You now return to your team and include them in providing evidence that your solution can address the prospect’s issue. Creating a schedule similar to an evaluation period is a brilliant idea here. Work up this schedule with the potential client; it will go into effect if you approve.

Well, so here we are:

The issue has been located
The issue’s resolution has been discovered.
Now he wants to know how much it costs. This stage is usually a little challenging, but I’ve discovered a fantastic approach to avoid the awkward “give and pray” trap I used to fall into. Yet, you need one more thing from them before offering them the figures: access to the decision-makers.

How to reach decision-makers

They won’t receive the price unless you get to personally give it to the person or group that makes the final judgment. To maintain control over the sales process, this is essential. Remember that you lose control of the process when you give them the numbers. How do you contact the people who make the decisions? Once more, you inquire, “Are you the one who makes the decision?” If the answer is no, asking whether you could personally present the offer is appropriate since you are the most qualified.

When you reach the decision-makers, check if they recognize and acknowledge the issue.

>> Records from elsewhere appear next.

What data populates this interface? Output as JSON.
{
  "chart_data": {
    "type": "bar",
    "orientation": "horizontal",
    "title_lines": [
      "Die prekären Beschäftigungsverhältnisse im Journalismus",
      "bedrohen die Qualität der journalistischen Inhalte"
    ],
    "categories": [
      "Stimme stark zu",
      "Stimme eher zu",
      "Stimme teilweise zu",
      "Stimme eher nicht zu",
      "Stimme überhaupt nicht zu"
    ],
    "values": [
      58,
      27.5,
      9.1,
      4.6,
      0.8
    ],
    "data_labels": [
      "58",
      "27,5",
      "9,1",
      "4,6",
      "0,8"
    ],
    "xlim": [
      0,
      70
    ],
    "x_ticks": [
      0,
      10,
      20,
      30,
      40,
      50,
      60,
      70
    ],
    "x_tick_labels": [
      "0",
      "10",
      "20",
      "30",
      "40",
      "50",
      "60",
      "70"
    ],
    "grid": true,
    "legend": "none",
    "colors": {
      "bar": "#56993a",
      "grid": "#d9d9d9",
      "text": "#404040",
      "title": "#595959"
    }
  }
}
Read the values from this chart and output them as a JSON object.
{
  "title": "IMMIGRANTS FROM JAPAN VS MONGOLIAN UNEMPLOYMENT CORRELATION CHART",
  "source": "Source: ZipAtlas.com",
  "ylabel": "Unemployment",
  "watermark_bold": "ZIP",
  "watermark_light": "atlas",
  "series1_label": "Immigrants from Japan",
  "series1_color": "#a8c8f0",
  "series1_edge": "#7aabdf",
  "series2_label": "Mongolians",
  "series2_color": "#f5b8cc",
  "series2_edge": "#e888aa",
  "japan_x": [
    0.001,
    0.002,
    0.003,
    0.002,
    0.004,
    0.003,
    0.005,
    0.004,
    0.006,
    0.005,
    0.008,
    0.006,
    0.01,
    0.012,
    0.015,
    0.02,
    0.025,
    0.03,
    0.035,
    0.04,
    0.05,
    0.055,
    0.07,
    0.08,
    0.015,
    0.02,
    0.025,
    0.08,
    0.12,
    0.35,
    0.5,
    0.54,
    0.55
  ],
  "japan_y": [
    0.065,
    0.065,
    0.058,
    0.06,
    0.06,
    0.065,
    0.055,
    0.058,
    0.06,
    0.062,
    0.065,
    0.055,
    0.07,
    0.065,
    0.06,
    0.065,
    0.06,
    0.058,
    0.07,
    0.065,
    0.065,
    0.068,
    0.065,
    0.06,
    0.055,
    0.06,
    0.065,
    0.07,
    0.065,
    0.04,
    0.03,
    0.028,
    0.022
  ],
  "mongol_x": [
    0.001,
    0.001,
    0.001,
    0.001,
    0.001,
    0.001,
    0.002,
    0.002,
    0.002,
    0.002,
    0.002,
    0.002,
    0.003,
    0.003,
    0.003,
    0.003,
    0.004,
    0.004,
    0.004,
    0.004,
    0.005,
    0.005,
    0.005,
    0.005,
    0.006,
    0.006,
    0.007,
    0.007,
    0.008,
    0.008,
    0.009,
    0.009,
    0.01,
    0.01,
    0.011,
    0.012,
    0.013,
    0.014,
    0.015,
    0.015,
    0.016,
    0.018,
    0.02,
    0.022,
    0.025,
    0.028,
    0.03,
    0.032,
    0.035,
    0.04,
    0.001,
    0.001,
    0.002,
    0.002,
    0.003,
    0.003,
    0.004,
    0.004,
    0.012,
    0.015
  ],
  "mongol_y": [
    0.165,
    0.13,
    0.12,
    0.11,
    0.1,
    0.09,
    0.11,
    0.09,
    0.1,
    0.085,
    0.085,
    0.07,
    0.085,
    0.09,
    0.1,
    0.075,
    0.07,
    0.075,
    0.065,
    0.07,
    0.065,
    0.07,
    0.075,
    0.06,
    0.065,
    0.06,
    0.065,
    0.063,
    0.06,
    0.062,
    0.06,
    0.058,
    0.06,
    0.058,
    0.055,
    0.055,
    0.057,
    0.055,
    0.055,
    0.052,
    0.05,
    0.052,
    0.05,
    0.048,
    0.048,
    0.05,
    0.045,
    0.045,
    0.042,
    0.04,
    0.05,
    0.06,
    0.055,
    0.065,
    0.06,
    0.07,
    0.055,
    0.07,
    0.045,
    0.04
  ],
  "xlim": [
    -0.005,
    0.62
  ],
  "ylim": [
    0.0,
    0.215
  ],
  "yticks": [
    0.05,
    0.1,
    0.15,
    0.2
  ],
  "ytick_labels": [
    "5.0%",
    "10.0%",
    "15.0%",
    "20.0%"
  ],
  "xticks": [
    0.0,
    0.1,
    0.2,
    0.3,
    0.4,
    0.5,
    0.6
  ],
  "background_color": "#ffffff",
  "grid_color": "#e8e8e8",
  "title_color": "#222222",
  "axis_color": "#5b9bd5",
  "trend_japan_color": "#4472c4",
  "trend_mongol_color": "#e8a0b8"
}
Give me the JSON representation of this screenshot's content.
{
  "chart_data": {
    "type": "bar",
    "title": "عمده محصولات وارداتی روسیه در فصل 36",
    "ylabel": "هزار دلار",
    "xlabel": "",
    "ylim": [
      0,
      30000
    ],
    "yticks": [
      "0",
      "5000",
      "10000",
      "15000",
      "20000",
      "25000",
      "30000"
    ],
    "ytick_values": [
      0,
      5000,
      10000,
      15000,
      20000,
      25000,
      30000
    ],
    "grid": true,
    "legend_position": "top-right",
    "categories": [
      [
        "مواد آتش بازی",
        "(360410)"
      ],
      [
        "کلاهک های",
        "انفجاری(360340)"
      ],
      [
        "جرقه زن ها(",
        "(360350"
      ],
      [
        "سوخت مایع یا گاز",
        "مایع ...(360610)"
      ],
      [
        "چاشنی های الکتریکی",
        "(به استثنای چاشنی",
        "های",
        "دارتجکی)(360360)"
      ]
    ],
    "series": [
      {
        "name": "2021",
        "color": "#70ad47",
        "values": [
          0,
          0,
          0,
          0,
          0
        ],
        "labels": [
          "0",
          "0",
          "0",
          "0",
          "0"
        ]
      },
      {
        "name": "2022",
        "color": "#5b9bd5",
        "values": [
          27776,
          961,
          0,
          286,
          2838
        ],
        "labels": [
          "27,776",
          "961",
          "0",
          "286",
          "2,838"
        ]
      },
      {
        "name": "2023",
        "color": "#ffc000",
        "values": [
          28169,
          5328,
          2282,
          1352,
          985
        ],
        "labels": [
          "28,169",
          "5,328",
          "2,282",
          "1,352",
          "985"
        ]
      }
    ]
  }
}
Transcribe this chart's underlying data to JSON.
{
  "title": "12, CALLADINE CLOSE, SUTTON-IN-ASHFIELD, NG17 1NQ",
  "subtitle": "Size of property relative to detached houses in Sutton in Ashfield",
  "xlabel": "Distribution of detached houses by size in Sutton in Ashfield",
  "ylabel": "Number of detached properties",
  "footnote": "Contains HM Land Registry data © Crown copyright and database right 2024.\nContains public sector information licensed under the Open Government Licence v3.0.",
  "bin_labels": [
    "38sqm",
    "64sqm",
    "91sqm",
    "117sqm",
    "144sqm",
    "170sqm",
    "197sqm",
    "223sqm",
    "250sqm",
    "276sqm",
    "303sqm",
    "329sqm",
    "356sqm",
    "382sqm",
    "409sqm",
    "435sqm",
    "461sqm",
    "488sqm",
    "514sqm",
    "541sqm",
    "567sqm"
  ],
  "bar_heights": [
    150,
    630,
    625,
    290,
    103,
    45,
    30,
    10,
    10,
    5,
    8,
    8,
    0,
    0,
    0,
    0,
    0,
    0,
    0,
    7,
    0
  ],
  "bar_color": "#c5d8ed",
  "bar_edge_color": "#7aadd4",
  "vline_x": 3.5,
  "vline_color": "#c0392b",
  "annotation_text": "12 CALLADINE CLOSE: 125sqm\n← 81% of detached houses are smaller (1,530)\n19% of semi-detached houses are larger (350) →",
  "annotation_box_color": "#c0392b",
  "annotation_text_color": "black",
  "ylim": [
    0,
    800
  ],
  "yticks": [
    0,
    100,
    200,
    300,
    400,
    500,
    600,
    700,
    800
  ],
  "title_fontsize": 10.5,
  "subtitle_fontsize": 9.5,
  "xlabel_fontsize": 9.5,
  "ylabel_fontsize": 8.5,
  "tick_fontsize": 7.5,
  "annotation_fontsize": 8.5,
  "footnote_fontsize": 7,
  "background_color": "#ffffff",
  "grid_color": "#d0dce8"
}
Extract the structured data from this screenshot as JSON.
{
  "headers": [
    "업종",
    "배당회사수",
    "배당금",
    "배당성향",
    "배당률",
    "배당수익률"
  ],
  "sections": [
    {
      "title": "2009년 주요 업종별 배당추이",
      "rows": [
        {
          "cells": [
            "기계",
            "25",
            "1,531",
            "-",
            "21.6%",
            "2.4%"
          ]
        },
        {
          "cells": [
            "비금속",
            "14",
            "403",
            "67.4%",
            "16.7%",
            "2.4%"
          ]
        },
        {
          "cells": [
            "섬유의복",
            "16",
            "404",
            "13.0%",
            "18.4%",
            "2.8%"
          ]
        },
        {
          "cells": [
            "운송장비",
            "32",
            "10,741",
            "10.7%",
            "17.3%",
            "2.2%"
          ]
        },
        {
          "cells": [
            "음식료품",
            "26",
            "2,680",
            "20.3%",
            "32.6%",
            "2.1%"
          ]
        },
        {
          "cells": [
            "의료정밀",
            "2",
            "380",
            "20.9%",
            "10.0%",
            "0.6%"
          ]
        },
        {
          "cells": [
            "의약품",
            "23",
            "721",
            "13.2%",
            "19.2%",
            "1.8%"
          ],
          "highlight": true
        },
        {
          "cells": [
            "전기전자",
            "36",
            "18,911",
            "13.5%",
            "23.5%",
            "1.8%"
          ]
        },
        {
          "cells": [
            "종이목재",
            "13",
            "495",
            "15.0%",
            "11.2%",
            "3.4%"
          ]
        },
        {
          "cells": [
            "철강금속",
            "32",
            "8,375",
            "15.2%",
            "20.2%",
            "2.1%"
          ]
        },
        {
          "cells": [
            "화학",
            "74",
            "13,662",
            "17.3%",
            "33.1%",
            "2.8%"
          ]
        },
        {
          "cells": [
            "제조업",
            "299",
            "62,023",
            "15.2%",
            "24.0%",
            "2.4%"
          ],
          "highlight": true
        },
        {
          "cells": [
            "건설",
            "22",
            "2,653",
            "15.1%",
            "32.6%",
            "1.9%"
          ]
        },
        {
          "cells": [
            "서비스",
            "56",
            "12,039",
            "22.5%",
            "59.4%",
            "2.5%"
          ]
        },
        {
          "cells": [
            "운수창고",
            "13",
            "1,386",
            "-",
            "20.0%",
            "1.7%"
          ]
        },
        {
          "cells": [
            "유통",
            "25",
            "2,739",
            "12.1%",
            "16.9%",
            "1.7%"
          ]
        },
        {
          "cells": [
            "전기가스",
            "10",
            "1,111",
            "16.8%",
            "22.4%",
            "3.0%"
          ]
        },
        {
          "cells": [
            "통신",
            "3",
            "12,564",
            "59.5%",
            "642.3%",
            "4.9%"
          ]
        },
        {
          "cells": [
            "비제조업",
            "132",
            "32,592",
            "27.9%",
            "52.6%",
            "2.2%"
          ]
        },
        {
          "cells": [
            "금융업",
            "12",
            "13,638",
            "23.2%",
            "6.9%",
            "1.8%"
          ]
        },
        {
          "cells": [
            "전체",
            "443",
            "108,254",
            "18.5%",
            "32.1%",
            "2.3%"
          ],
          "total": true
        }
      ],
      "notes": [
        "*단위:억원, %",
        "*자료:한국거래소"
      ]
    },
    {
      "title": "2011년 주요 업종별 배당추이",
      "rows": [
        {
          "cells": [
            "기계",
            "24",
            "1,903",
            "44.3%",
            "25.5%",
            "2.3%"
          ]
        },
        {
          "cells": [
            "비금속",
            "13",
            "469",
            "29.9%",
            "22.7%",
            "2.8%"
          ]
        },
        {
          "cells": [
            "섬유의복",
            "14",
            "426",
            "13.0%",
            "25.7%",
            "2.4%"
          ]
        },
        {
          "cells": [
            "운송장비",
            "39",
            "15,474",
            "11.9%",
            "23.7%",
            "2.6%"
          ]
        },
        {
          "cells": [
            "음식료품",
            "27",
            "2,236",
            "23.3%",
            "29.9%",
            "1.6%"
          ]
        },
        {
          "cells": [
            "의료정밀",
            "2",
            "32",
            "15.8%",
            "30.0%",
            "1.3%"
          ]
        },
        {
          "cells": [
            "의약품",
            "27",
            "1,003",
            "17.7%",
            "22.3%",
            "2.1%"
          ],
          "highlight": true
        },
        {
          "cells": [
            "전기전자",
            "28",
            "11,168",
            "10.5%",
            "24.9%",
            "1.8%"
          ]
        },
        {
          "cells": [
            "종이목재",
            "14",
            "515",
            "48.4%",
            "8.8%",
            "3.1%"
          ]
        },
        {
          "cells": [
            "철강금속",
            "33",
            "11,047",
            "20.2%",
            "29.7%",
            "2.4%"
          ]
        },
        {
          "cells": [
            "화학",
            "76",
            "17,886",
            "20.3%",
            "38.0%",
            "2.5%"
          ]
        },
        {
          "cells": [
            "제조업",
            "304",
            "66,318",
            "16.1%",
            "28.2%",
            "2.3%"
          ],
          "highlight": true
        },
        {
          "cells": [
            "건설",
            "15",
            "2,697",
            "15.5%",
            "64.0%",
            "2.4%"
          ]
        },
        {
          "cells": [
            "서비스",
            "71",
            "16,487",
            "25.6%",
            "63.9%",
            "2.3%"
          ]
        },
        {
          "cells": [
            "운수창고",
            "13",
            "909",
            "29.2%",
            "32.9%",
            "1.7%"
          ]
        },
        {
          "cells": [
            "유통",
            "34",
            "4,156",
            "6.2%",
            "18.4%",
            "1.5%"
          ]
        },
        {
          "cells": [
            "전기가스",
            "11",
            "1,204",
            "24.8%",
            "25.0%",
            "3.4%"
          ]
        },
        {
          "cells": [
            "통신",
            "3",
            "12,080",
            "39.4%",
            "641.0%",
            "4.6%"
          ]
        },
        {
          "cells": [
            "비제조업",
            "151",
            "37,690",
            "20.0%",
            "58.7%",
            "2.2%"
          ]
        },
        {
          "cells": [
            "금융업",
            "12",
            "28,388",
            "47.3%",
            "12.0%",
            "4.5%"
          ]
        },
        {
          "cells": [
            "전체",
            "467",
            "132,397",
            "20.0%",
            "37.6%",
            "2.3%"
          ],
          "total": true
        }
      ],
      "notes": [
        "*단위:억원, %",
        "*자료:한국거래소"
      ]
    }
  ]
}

If they don’t, your solution won’t help them, resulting in no sales.

How to present a proposition they cannot refuse

I always utilize the technique I learned from the book Solution Selling when creating the offer: sit down with your prospect in a pre-proposal meeting and come up with the proposal together. Display the figures and the terms of your offer to him. Inform him you are reviewing the request and would like his input on a few issues. Afterward, you discuss a few things while showing him the offer’s draft. He will alter the offer frequently, practically permanently. He might remove something, lower the price, or do anything else. Here, it would be best if you were firm and did not back down on touchy subjects.

finalizing the sale

You now present the offer. It’s a deal that can’t be beaten. It is a solution to the business’s main issue and will increase its revenue. It would be fantastic if you could create a return on investment strategy, but it is not always possible in practice. You now meet with the decision-makers and deliver your argument and the offer they assisted in developing. If they participated in its creation, they probably would accept it.

Now that you have that signature, please give it to legal so they can draft the contract.

This is essentially how I close every sale. If you do these actions, I’m confident your no-sale job will become a successful streak where you close every month, earning you the sales commission. I also advise you to read more about this topic on Entrepreneur.com if interested.

Sales manager for fourteen years, Aegir Saevarsson.